Try as they might, and be in no doubt that they really did try, the Rhinos never looked like scoring again after Tom Briscoe scored in the ninth minute. Their attack looked disorganised, even clueless at times. They made meters in the forwards, but their stale attack was easily policed by a rigid, well drilled defence, it all looked far too easy for the home side. The threat that Leeds had posed at St. Helens just a few weeks ago was completely absent, the players looked almost helpless at times, it was a very Un-Leeds Like performance.
Meanwhile in recent weeks the champions seem to have made a habit of losing to sides that they are expected to beat. First they lost at home to a Hull FC team who previously hadn’t won a Super League game since last June, albeit in Golden Point Extra Time. They were then beaten by the newly promoted, very committed London Broncos in a shock nobody saw coming, before then handing two points for a first win of the season to basement dwellers Huddersfield Giants on Friday night. It’s almost the biggest insult you can give the champions, is the fact that their only win so far this year, has come against the much beleaguered Rhinos at the DW Stadium.
So are the Rhinos and the Warriors becoming the embarrassing ‘Whipping Boys’ in Super League?
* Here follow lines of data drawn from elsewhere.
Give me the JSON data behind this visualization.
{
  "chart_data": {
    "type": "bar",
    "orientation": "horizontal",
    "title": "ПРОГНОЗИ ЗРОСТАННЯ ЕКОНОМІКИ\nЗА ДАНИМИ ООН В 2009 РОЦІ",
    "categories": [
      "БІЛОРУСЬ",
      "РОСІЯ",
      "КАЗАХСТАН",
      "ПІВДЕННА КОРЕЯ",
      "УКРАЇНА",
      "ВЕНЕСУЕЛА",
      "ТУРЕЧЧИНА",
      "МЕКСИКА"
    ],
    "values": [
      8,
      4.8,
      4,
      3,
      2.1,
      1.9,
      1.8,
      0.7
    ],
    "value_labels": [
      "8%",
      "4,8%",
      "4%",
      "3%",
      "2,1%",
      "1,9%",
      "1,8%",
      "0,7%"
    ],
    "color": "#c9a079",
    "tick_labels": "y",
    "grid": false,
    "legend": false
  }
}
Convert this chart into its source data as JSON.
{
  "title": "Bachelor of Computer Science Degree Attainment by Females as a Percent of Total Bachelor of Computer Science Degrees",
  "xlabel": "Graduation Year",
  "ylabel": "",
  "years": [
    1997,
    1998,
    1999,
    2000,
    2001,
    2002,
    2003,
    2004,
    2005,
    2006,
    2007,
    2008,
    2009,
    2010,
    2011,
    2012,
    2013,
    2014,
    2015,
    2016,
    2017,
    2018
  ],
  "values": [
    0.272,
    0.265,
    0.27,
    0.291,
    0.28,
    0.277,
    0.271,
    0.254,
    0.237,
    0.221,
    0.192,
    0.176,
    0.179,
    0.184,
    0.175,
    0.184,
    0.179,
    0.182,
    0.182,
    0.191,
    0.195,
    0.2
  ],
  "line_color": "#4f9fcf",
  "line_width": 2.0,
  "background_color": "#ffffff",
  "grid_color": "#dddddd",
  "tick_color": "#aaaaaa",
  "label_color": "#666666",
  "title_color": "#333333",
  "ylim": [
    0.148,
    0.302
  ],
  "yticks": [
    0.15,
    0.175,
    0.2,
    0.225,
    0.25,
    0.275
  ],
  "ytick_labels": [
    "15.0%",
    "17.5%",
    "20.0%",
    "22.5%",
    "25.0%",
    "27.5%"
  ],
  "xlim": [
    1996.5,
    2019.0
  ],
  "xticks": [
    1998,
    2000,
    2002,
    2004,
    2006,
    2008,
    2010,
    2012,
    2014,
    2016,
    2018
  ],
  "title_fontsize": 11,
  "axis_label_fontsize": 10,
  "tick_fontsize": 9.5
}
I would go so far as to say that, given their starts to the season, I wouldn’t be at all surprised if they don’t make the top 5 play-offs, with the likes of Warrington Wolves, St. Helens and Castleford Tigers in particular making strong starts the gap between these two currently fallen giants and the top 5 appears to be growing too large too quickly for them to be anywhere near the mix. After just one solitary win each in four games for Wigan and five for Leeds, it’s a long way back already!
Indeed in the case of Leeds, considering their lowly finish last year, is it almost to be expected that they will finish outside the play-off places? What I would point to in that case is the fact that they also finished in the bottom 4 in 2016, and bounced back to be champions in 2017, before failing spectacularly again last year. However this is not something that can be ignored, the fact remains that if indeed they do finish in the bottom 4 it will be the third time in four years that they have. However I do believe, when, or if they sort themselves out, they are a stronger team this year than they were in 2018, of that I have little doubt.
In the case of Wigan, only a fool would ever write them off. Could they be having a season similar to the one they had in 2006 when relegation beckoned? No I don’t believe so, but Adrian Lam, just like David Furner at Leeds, does have some very hard work before him to try and get the Warriors ticking in the way we’re used to seeing from them.
What I will also say certainly for the Rhinos on Friday, is that they didn’t give up, even when they knew the match was lost. They kept plugging away valiantly, but effort will only take you so far. As for Wigan, unlike Leeds they have not suffered any thumping defeats, they are always thereabouts and one scrappy win could, as in the case of Hull FC, spark a turnaround. The same could also be said for the Rhinos, because in games like at the Totally Wicked Stadium, they have been mightily close, but as we all know, losing becomes a habit, and it can be a very difficult one to get out of.